The family decided enough was enough and started homeschooling.
Almost immediately, the mother was summoned to Assistant Superintendent Mike Henry’s office, and he “asked if there was anything the public school could have done to keep them from withdrawing their children to homeschool, since now the school would be receiving less money from the state.”
Henry warned that Carter’s “policy” would require an investigation and a caseworker visit.
“Mrs. Swearengin stated, ‘it was not illegal to withdraw her children from public school to homeschool them and that it seemed like he and Judge Carter were treating the Swearengins like criminals,’” the filing states.
No caseworker ever came, but the “notice” did.
“This ‘Notice’ was issued without any legal grounds to believe that the Swearengins were violating the compulsory attendance law,” HSLDA says. “The only possible reason Mr. and Mrs. Swearengin were summoned to bring their young children to the ‘truancy court’ was because they withdrew their children from public school to homeschool three days earlier.”
The statements, the “policy,” the timing, the official-looking “notice,” “all suggest improper intimidation and retaliation against any parent who withdraws a child from public school to lawfully homeschool them,” the brief states.
“The notice to appear in this case is not a lawfully issued notice to appear in a lawfully established court in spite of its appearance and ‘mandatory’ nature,” HSLDA writes. “The Missouri Code establishing the court system of Missouri does not establish ‘truancy’ courts.’”

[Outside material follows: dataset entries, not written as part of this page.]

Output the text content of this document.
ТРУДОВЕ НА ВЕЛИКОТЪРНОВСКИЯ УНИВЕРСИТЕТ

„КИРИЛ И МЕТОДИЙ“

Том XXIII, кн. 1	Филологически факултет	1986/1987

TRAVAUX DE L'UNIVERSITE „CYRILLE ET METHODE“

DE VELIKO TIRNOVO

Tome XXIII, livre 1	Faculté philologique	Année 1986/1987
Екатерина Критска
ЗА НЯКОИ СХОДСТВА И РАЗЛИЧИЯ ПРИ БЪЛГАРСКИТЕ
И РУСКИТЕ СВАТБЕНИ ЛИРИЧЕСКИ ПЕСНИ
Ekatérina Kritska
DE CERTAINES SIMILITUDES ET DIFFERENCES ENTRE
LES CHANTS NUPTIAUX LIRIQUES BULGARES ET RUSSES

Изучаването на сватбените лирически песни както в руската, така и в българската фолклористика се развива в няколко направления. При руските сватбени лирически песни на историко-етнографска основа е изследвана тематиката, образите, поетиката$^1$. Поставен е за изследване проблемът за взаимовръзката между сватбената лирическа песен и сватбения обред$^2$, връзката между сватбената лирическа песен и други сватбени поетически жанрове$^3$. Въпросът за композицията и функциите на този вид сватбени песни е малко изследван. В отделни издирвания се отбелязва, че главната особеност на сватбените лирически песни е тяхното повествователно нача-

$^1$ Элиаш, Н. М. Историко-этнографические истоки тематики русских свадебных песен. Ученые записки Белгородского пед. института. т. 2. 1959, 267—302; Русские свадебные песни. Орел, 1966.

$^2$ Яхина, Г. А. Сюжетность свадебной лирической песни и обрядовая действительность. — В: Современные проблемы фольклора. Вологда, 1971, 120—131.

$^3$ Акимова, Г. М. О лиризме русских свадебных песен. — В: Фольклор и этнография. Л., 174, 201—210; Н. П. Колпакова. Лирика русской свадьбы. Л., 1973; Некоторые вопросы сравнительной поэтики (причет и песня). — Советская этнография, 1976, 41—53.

The couple was “frightened by the notice, which they believed was a legitimate summons to appear in juvenile court.”
“Their daughter read the notice and asked her parents if it meant that she would be taken away from her parents.”
The judge’s court, the filing explains, “is not a duly constituted court of Missouri. It has no lawful authority to summon anyone or mandate participation in a voluntary diversion program. Moreover, referring parents to ‘truancy court’ because they have withdrawn their children from public school to lawfully homeschool them is an improper act of intimidation and retaliation and is a usurpation of judicial power.”

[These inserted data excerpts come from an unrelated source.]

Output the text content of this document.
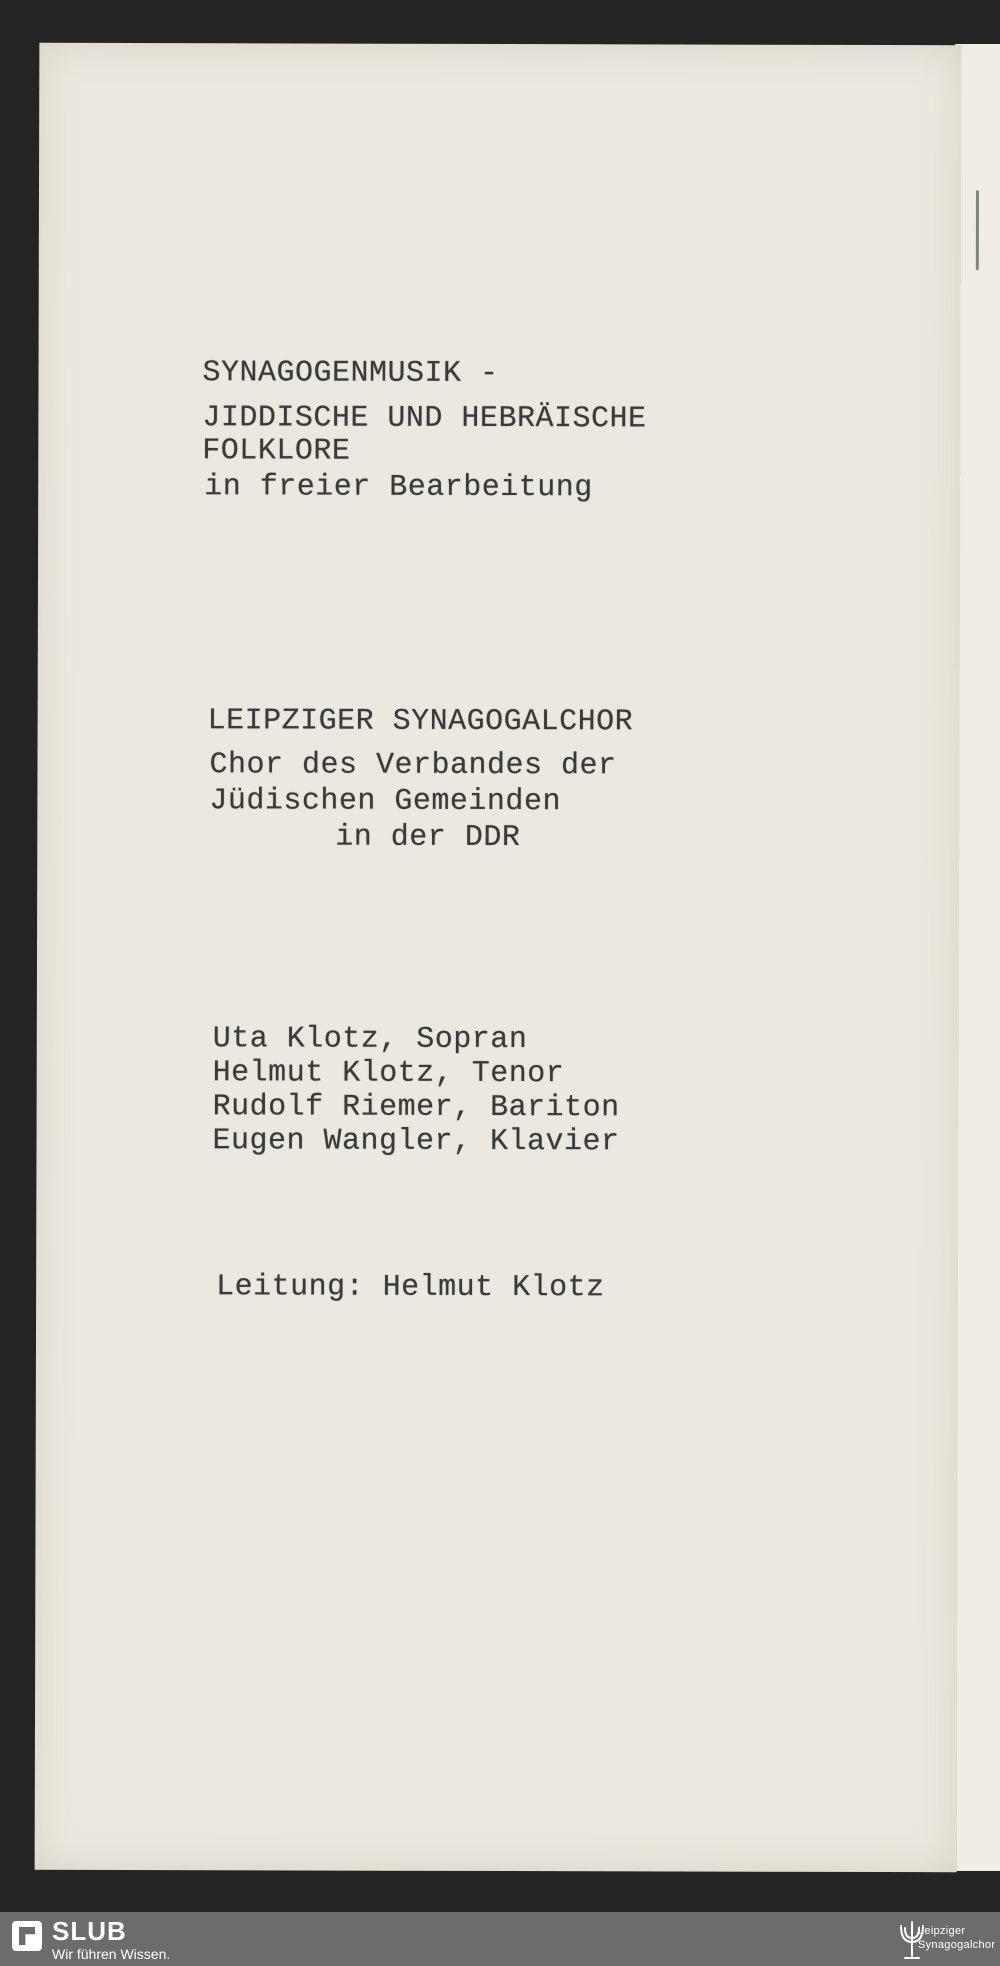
SYNAGOGENMUSIK -
JIDDISCHE UND HEBRÄISCHE
FOLKLORE
in freier Bearbeitung
LEIPZIGER SYNAGOGALCHOR
Chor des Verbandes der
Jüdischen Gemeinden
in der DDR
Uta Klotz, Sopran
Helmut Klotz, Tenor
Rudolf Riemer, Bariton
Eugen Wangler, Klavier
Leitung: Helmut Klotz
SLUB
Wir führen Wissen.
Leipziger
Synagogalchor
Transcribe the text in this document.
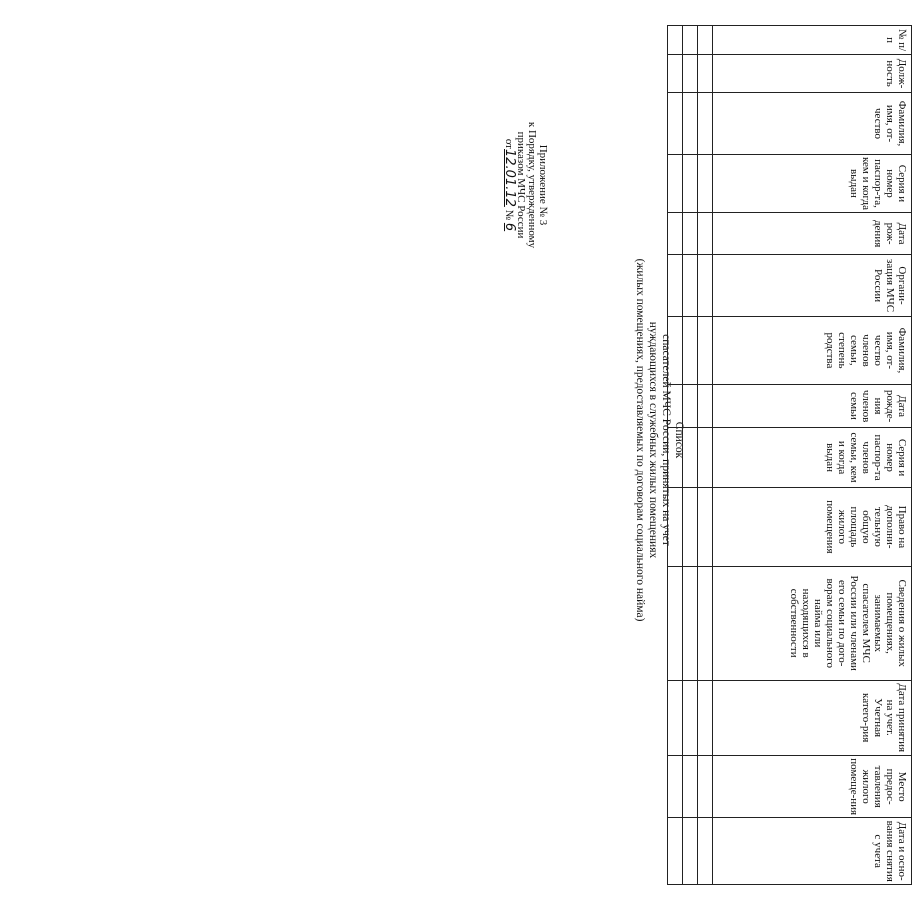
Приложение № 3
к Порядку, утвержденному
приказом МЧС России
от12.01.12 № 6
Список
спасателей МЧС России, принятых на учет
нуждающихся в служебных жилых помещениях
(жилых помещениях, предоставляемых по договорам социального найма)
№ п/п	Долж-ность	Фамилия, имя, от-чество	Серия и номер паспор-та, кем и когда выдан	Дата рож-дения	Органи-зация МЧС России	Фамилия, имя, от-чество членов семьи, степень родства	Дата рожде-ния членов семьи	Серия и номер паспор-та членов семьи, кем и когда выдан	Право на дополни-тельную общую площадь жилого помещения	Сведения о жилых помещениях, занимаемых спасателем МЧС России или членами его семьи по дого-ворам социального найма или находящихся в собственности	Дата принятия на учет. Учетная катего-рия	Место предос-тавления жилого помеще-ния	Дата и осно-вания снятия с учета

The filing blasts Carter, asserting a circuit court judge “is acting in an extra-legal manner attempting to coerce parents and children into a mandatory process that is utterly outside the law, before a court that does not exist.”
The case became egregious because the parents were “threatened with the loss of custody of their child – not for continued failure to comply with state law regarding compulsory attendance, but for failure to attend this mandatory hearing.”

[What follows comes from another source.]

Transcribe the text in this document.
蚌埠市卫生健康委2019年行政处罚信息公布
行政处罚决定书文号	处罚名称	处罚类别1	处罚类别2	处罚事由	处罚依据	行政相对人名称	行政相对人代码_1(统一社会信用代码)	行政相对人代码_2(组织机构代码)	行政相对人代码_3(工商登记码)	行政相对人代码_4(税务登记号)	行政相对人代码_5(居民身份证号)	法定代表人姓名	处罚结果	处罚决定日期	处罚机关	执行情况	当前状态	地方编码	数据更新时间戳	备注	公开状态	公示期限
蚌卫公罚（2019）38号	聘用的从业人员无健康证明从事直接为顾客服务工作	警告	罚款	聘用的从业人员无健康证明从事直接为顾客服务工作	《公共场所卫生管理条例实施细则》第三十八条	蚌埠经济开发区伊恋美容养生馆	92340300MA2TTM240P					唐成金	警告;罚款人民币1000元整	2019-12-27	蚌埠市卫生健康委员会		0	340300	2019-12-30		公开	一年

The complaint alleges violations of the Missouri Code of Judicial Conduct, which requires judges to “uphold and promote the independence, integrity and impartiality of the judiciary” and “comply with the law.”
“This judge is engaging in both impropriety and the appearance of impropriety by fashioning fake court papers designed to scare people. His violation of the Canons of Judicial Ethics are facially apparent,” HSLDA warns. “A judge who attempts to scare a young person by using an illicit process teaches the exact opposite of the lesson desired in a nation that believes in the rule of law. The law is optional, the young person learns – officials who act outside of the law are the real power in this nation. Every detail of the ‘summons’ is calculated to deceive the recipient into believing that a judicial process is pending against him.”
The filing also argues state law is clear: “A declaration of enrollment to provide a home school shall not be cause to investigate violations of [compulsory attendance].”
HSLDA noted that in making that statement, lawmakers “anticipated” the conflict and “expressly” sought to prevent it from happening.